Beck had come downstairs to eavesdrop when she saw the Italians enter. Haakon was scouting the back of the merchant’s house
again, hoping he’d missed something there. Despite his restraining of her, she knew he was growing more agitated by the hour
with their inaction. He was as desperate to find a way in as she was.
‘If you don’t mind whores with beards!’ one of the soldiers declared.
‘They all have beards,’ said another. ‘You’ve just got to look at the right face.’
More laughter, but Giovanni was not to be put off his whining so easily.
‘I tell you, if the prisoner doesn’t break soon’ – nausea swept over Beck – ‘then I will end up with no part of my body left
to bruise. Did you see what that beast Franchetto did to me this morning?’ He raised a sleeve to reveal the marks where fingers
had gripped and squeezed. ‘Entertain us, they say.

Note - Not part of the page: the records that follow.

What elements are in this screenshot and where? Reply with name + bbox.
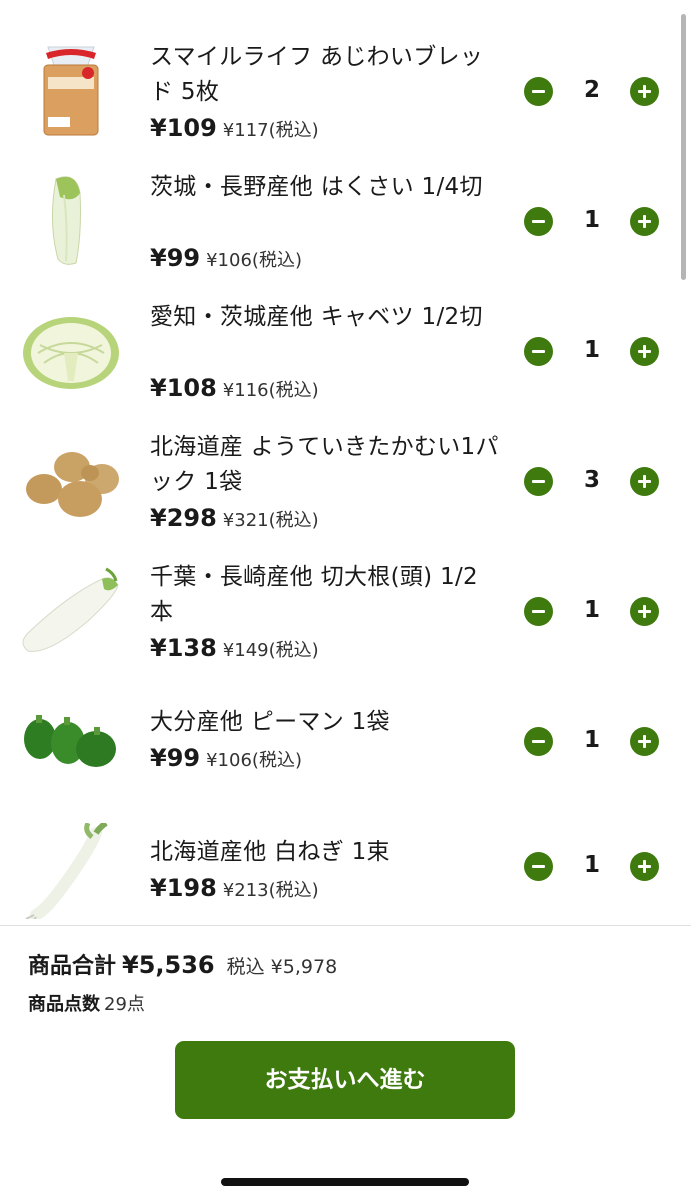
increase-quantity-button[interactable] — [630, 852, 659, 881]
product-name: 千葉・長崎産他 切大根(頭) 1/2本 — [150, 564, 478, 625]
increase-quantity-button[interactable] — [630, 77, 659, 106]
cart-item-list[interactable]: スマイルライフ あじわいブレッド 5枚 ¥109 ¥117(税込) 2 茨城・長野… — [0, 0, 691, 925]
price: ¥99 — [150, 744, 201, 772]
quantity-value: 3 — [583, 467, 600, 493]
quantity-value: 1 — [583, 597, 600, 623]
product-name: 北海道産 ようていきたかむい1パック 1袋 — [150, 434, 499, 495]
product-name: 愛知・茨城産他 キャベツ 1/2切 — [150, 304, 483, 330]
product-name: スマイルライフ あじわいブレッド 5枚 — [150, 44, 484, 105]
price-row: ¥109 ¥117(税込) — [150, 114, 319, 142]
tax-included-price: ¥149(税込) — [222, 640, 319, 661]
price-row: ¥99 ¥106(税込) — [150, 744, 302, 772]
cart-item-green-pepper: 大分産他 ピーマン 1袋 ¥99 ¥106(税込) 1 — [0, 675, 691, 805]
minus-icon — [532, 740, 545, 743]
minus-icon — [532, 220, 545, 223]
decrease-quantity-button[interactable] — [524, 467, 553, 496]
napa-cabbage-image — [18, 173, 124, 269]
subtotal-row: 商品合計 ¥5,536 税込 ¥5,978 — [28, 948, 337, 980]
tax-included-price: ¥213(税込) — [222, 880, 319, 901]
subtotal-tax-included: 税込 ¥5,978 — [226, 956, 338, 978]
home-indicator[interactable] — [221, 1178, 469, 1186]
divider — [0, 925, 691, 926]
scrollbar[interactable] — [681, 14, 686, 280]
subtotal-value: ¥5,536 — [122, 951, 215, 979]
quantity-value: 1 — [583, 852, 600, 878]
decrease-quantity-button[interactable] — [524, 337, 553, 366]
decrease-quantity-button[interactable] — [524, 77, 553, 106]
tax-included-price: ¥117(税込) — [222, 120, 319, 141]
minus-icon — [532, 610, 545, 613]
minus-icon — [532, 350, 545, 353]
cart-summary: 商品合計 ¥5,536 税込 ¥5,978 商品点数 29点 — [28, 948, 337, 1016]
cart-item-potato: 北海道産 ようていきたかむい1パック 1袋 ¥298 ¥321(税込) 3 — [0, 415, 691, 545]
price-row: ¥138 ¥149(税込) — [150, 634, 319, 662]
item-count-value: 29点 — [104, 994, 145, 1015]
minus-icon — [532, 90, 545, 93]
product-name: 大分産他 ピーマン 1袋 — [150, 709, 390, 735]
quantity-value: 1 — [583, 207, 600, 233]
price: ¥198 — [150, 874, 217, 902]
product-name: 北海道産他 白ねぎ 1束 — [150, 839, 390, 865]
decrease-quantity-button[interactable] — [524, 207, 553, 236]
minus-icon — [532, 480, 545, 483]
green-pepper-image — [18, 693, 124, 789]
cart-item-napa-cabbage: 茨城・長野産他 はくさい 1/4切 ¥99 ¥106(税込) 1 — [0, 155, 691, 285]
increase-quantity-button[interactable] — [630, 207, 659, 236]
price: ¥298 — [150, 504, 217, 532]
increase-quantity-button[interactable] — [630, 337, 659, 366]
price: ¥138 — [150, 634, 217, 662]
quantity-value: 1 — [583, 727, 600, 753]
price: ¥109 — [150, 114, 217, 142]
cart-item-daikon: 千葉・長崎産他 切大根(頭) 1/2本 ¥138 ¥149(税込) 1 — [0, 545, 691, 675]
price-row: ¥198 ¥213(税込) — [150, 874, 319, 902]
increase-quantity-button[interactable] — [630, 467, 659, 496]
price: ¥108 — [150, 374, 217, 402]
increase-quantity-button[interactable] — [630, 727, 659, 756]
daikon-image — [18, 563, 124, 659]
bread-image — [18, 43, 124, 139]
price-row: ¥99 ¥106(税込) — [150, 244, 302, 272]
decrease-quantity-button[interactable] — [524, 852, 553, 881]
minus-icon — [532, 865, 545, 868]
item-count-label: 商品点数 — [28, 994, 100, 1015]
decrease-quantity-button[interactable] — [524, 727, 553, 756]
cart-item-cabbage: 愛知・茨城産他 キャベツ 1/2切 ¥108 ¥116(税込) 1 — [0, 285, 691, 415]
tax-included-price: ¥106(税込) — [206, 250, 302, 271]
product-name: 茨城・長野産他 はくさい 1/4切 — [150, 174, 483, 200]
decrease-quantity-button[interactable] — [524, 597, 553, 626]
price-row: ¥108 ¥116(税込) — [150, 374, 319, 402]
leek-image — [18, 823, 124, 919]
price: ¥99 — [150, 244, 201, 272]
potato-image — [18, 433, 124, 529]
cart-item-leek: 北海道産他 白ねぎ 1束 ¥198 ¥213(税込) 1 — [0, 805, 691, 925]
proceed-to-payment-button[interactable]: お支払いへ進む — [175, 1041, 515, 1119]
cart-item-bread: スマイルライフ あじわいブレッド 5枚 ¥109 ¥117(税込) 2 — [0, 25, 691, 155]
increase-quantity-button[interactable] — [630, 597, 659, 626]
item-count-row: 商品点数 29点 — [28, 990, 337, 1016]
subtotal-label: 商品合計 — [28, 954, 117, 979]
quantity-value: 1 — [583, 337, 600, 363]
cabbage-image — [18, 303, 124, 399]
tax-included-price: ¥321(税込) — [222, 510, 319, 531]
tax-included-price: ¥116(税込) — [222, 380, 319, 401]
price-row: ¥298 ¥321(税込) — [150, 504, 319, 532]
quantity-value: 2 — [583, 77, 600, 103]
tax-included-price: ¥106(税込) — [206, 750, 302, 771]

Tease and entice us. But the dancers I find just clump, and the whores
just yawn. In Siena, I have to turn away the entertainers, the standards are so high, the competition so fierce. Here, a drunken
song is the best they can manage.’
The rest of the whining faded into the background hubbub of the inn’s main room, for Beck’s thoughts had suddenly been caught
by something within all the complaining. Her mind whirling, her eyes fixed on the table before her, she nearly missed Giovanni’s
leaving. She sprang up and followed the Italian steward as he picked his way among the foul deposits of the street.
‘Signore! Signore!’ she called after him. Once he had stopped and let her catch up, she carried on in Italian. ‘Excuse me,
but I couldn’t help overhearing you in the inn back there.’

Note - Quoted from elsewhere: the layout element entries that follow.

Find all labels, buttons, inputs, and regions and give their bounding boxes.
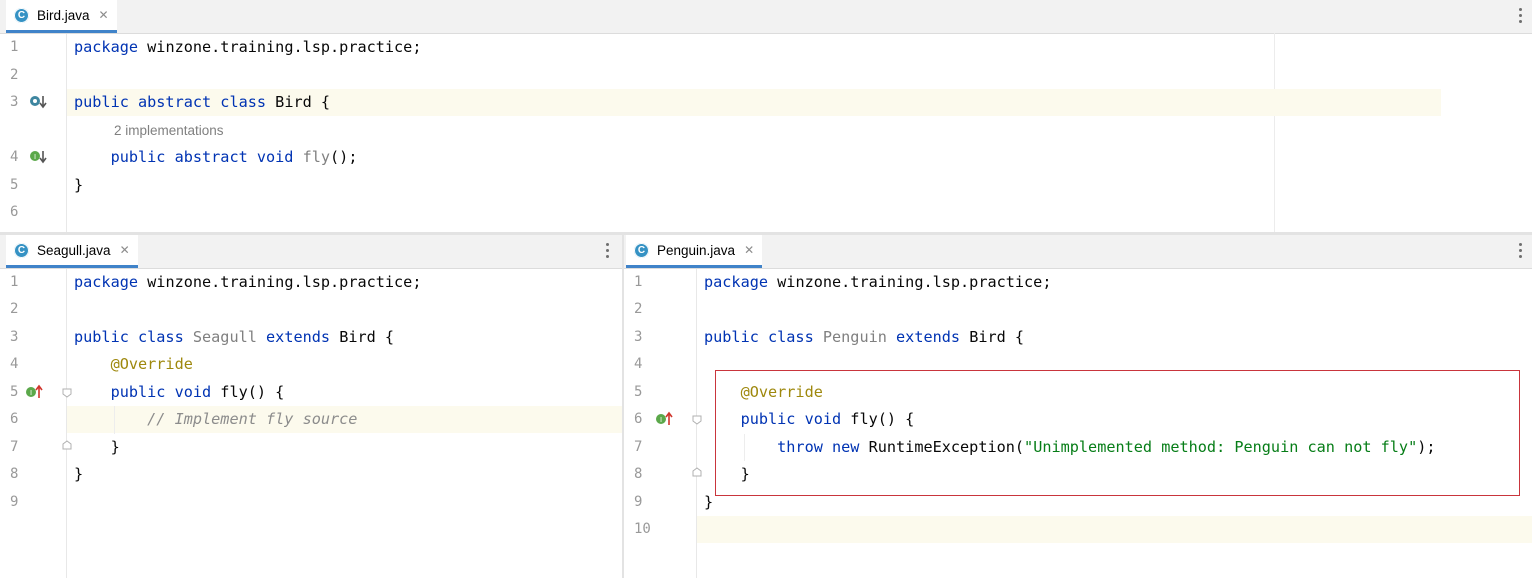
editor-pane-seagull: C Seagull.java ✕ 1 2 3 4 5 I 6 7 8 9 pac… xyxy=(0,235,622,578)
code-line: } xyxy=(74,465,84,483)
code-line: public class Penguin extends Bird { xyxy=(704,328,1025,346)
line-number: 3 xyxy=(634,329,643,345)
tab-penguin-java[interactable]: C Penguin.java ✕ xyxy=(626,235,763,268)
class-c-icon: C xyxy=(14,7,29,23)
code-line: public void fly() { xyxy=(704,410,915,428)
code-line: package winzone.training.lsp.practice; xyxy=(74,38,422,56)
line-number: 2 xyxy=(10,67,19,83)
line-number: 9 xyxy=(10,494,19,510)
tab-bird-java[interactable]: C Bird.java ✕ xyxy=(6,0,117,33)
editor-pane-bird: C Bird.java ✕ 1 2 3 4 I 5 6 package winz… xyxy=(0,0,1532,232)
code-line: throw new RuntimeException("Unimplemente… xyxy=(704,438,1436,456)
code-line: @Override xyxy=(74,355,193,373)
line-number: 10 xyxy=(634,521,651,537)
tab-bar: C Bird.java ✕ xyxy=(0,0,1532,34)
code-line: } xyxy=(74,176,84,194)
code-line: } xyxy=(704,465,750,483)
line-number: 4 xyxy=(10,356,19,372)
tab-label: Seagull.java xyxy=(37,242,111,258)
code-line: public void fly() { xyxy=(74,383,285,401)
line-number: 4 xyxy=(10,149,19,165)
class-c-icon: C xyxy=(634,242,649,258)
code-area[interactable]: package winzone.training.lsp.practice; p… xyxy=(697,269,1532,578)
line-number: 3 xyxy=(10,94,19,110)
line-number-gutter: 1 2 3 4 I 5 6 xyxy=(0,34,67,232)
close-icon[interactable]: ✕ xyxy=(744,243,754,257)
line-number-gutter: 1 2 3 4 5 I 6 7 8 9 xyxy=(0,269,72,578)
tab-label: Bird.java xyxy=(37,7,90,23)
line-number: 6 xyxy=(634,411,643,427)
line-number: 6 xyxy=(10,204,19,220)
more-options-icon[interactable] xyxy=(605,243,609,259)
tab-bar: C Penguin.java ✕ xyxy=(624,235,1532,269)
code-line: } xyxy=(74,438,120,456)
svg-text:I: I xyxy=(34,153,36,161)
line-number-gutter: 1 2 3 4 5 6 I 7 8 9 10 xyxy=(624,269,702,578)
editor-pane-penguin: C Penguin.java ✕ 1 2 3 4 5 6 I 7 8 9 10 … xyxy=(624,235,1532,578)
more-options-icon[interactable] xyxy=(1518,8,1522,24)
svg-text:I: I xyxy=(660,416,662,424)
code-line: // Implement fly source xyxy=(74,410,358,428)
line-number: 8 xyxy=(634,466,643,482)
more-options-icon[interactable] xyxy=(1518,243,1522,259)
tab-seagull-java[interactable]: C Seagull.java ✕ xyxy=(6,235,138,268)
line-number: 3 xyxy=(10,329,19,345)
code-line: package winzone.training.lsp.practice; xyxy=(74,273,422,291)
tab-bar: C Seagull.java ✕ xyxy=(0,235,622,269)
code-line: @Override xyxy=(704,383,823,401)
line-number: 1 xyxy=(634,274,643,290)
code-area[interactable]: package winzone.training.lsp.practice; p… xyxy=(67,269,622,578)
implements-method-icon[interactable]: I xyxy=(24,382,44,402)
line-number: 2 xyxy=(634,301,643,317)
overridden-implemented-icon[interactable] xyxy=(28,92,48,112)
line-number: 9 xyxy=(634,494,643,510)
close-icon[interactable]: ✕ xyxy=(99,8,109,22)
line-number: 5 xyxy=(634,384,643,400)
tab-label: Penguin.java xyxy=(657,242,736,258)
line-number: 4 xyxy=(634,356,643,372)
code-line: public abstract class Bird { xyxy=(74,93,331,111)
line-number: 1 xyxy=(10,39,19,55)
code-area[interactable]: package winzone.training.lsp.practice; p… xyxy=(67,34,1532,232)
svg-text:I: I xyxy=(30,389,32,397)
line-number: 5 xyxy=(10,177,19,193)
close-icon[interactable]: ✕ xyxy=(120,243,130,257)
code-line: public abstract void fly(); xyxy=(110,148,358,166)
line-number: 6 xyxy=(10,411,19,427)
code-line: public class Seagull extends Bird { xyxy=(74,328,395,346)
line-number: 1 xyxy=(10,274,19,290)
implements-method-icon[interactable]: I xyxy=(654,409,674,429)
line-number: 7 xyxy=(10,439,19,455)
implemented-method-icon[interactable]: I xyxy=(28,147,48,167)
implementations-inlay-hint[interactable]: 2 implementations xyxy=(114,117,224,144)
class-c-icon: C xyxy=(14,242,29,258)
line-number: 2 xyxy=(10,301,19,317)
code-line: } xyxy=(704,493,714,511)
line-number: 8 xyxy=(10,466,19,482)
code-line: package winzone.training.lsp.practice; xyxy=(704,273,1052,291)
line-number: 7 xyxy=(634,439,643,455)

‘Jesu preserve me, a countryman!’ Giovanni exclaimed, trying to scrape something off his shoe onto a doorstep. ‘What ill wind
blows you here, young master?’
‘The same as you, I think. I serve another who has business here. Though by the sound of it, my master treats me a little
better than yours treats you.’
This produced another wailing account of the miseries he had to endure. Beck listened, nodding in sympathy, then, when the
steward finally paused for a second’s breath between lamentations, cut in, ‘But my master has not your problems. He brought
his own entertainer with him from Bologna.’
‘Ah!’ cried Giovanni. ‘God be praised for the sense of the Bolognese. And what does this entertainer do?’
Beck tucked her neck further into her collar, affecting embarrassment. ‘Well, this entertainer is my sister, sir, and she
is a … uh, dancer, I think, would be the best way of putting it.’
‘A “uh, dancer”?’ The Italian’s eyes gleamed. ‘And does she have a “uh, speciality”?’